Celui qu’elle frappait, sous le prétexte le plus futile, se voyait attaché plusieurs heures à un pieu, les mains liées derrière le dos. En hiver, cette immobilité forcée, sous les morsures du froid, était déjà terrible : elle devenait peut-être plus odieuse encore en été. La vermine qui nous dévorait transformait alors en véritable supplice chinois un châtiment d’apparence anodin. J’ai vu des hommes vigoureux sangloter sous les piqûres immondes, se tordre en des attaques de nerfs. Leur martyre grotesque était à ce point effroyable que les sentinelles elles-mêmes, saisies de compassion, venaient leur gratter le corps avec la crosse de leurs fusils.

Le soir venu, on nous verrouillait dans les écuries où nous nous trouvions si fort entassés qu’il fallait, faute d’espace pour se retourner, dormir une nuit couché sur le côté droit et la suivante sur le côté gauche. On peut aisément supposer l’odeur infecte et répugnante qui s’exhalait de cette étable humaine.

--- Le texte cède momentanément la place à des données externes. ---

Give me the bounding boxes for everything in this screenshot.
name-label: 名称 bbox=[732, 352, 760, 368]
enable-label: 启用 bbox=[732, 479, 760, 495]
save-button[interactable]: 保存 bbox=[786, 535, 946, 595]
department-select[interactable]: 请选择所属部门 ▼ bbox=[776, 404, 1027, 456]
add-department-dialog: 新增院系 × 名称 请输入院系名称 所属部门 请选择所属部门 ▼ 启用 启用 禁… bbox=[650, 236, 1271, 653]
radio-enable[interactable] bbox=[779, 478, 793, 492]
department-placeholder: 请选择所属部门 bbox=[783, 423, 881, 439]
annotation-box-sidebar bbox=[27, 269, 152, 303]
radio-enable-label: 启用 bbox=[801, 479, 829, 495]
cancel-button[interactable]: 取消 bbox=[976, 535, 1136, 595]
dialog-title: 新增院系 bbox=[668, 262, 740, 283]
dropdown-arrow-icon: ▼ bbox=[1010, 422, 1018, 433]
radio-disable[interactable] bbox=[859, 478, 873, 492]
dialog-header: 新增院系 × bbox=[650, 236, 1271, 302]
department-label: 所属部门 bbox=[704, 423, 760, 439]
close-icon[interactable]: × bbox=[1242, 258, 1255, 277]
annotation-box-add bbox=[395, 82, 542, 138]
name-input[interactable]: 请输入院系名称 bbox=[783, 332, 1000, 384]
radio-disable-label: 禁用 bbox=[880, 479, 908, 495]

De jour en jour aussi, déclinait notre santé épuisée dans cet enfer par les privations et s’avilissait notre dignité d’homme si atrocement soumise à ce hard labour moral. Des murs, des palissades, des grilles, des armes sans cesse braquées sur nous, tel était notre horizon ; des menaces, des insultes, des voies de fait, notre réconfort et notre soutien. Il se produisit des cas de folie soudaine, de délire hypocondriaque ou furieux. L’infirmerie ne désemplissait plus. Chaque nuit, nous devions transporter sur des civières, au lazaret, des malheureux en démence. Le docteur B.... s’indignait, protestait, mais le colonel demeurait inflexible.

Dans ces affreuses conjonctures, survint par bonheur un événement qui nous rendit un peu de courage, nous apporta quelque consolation.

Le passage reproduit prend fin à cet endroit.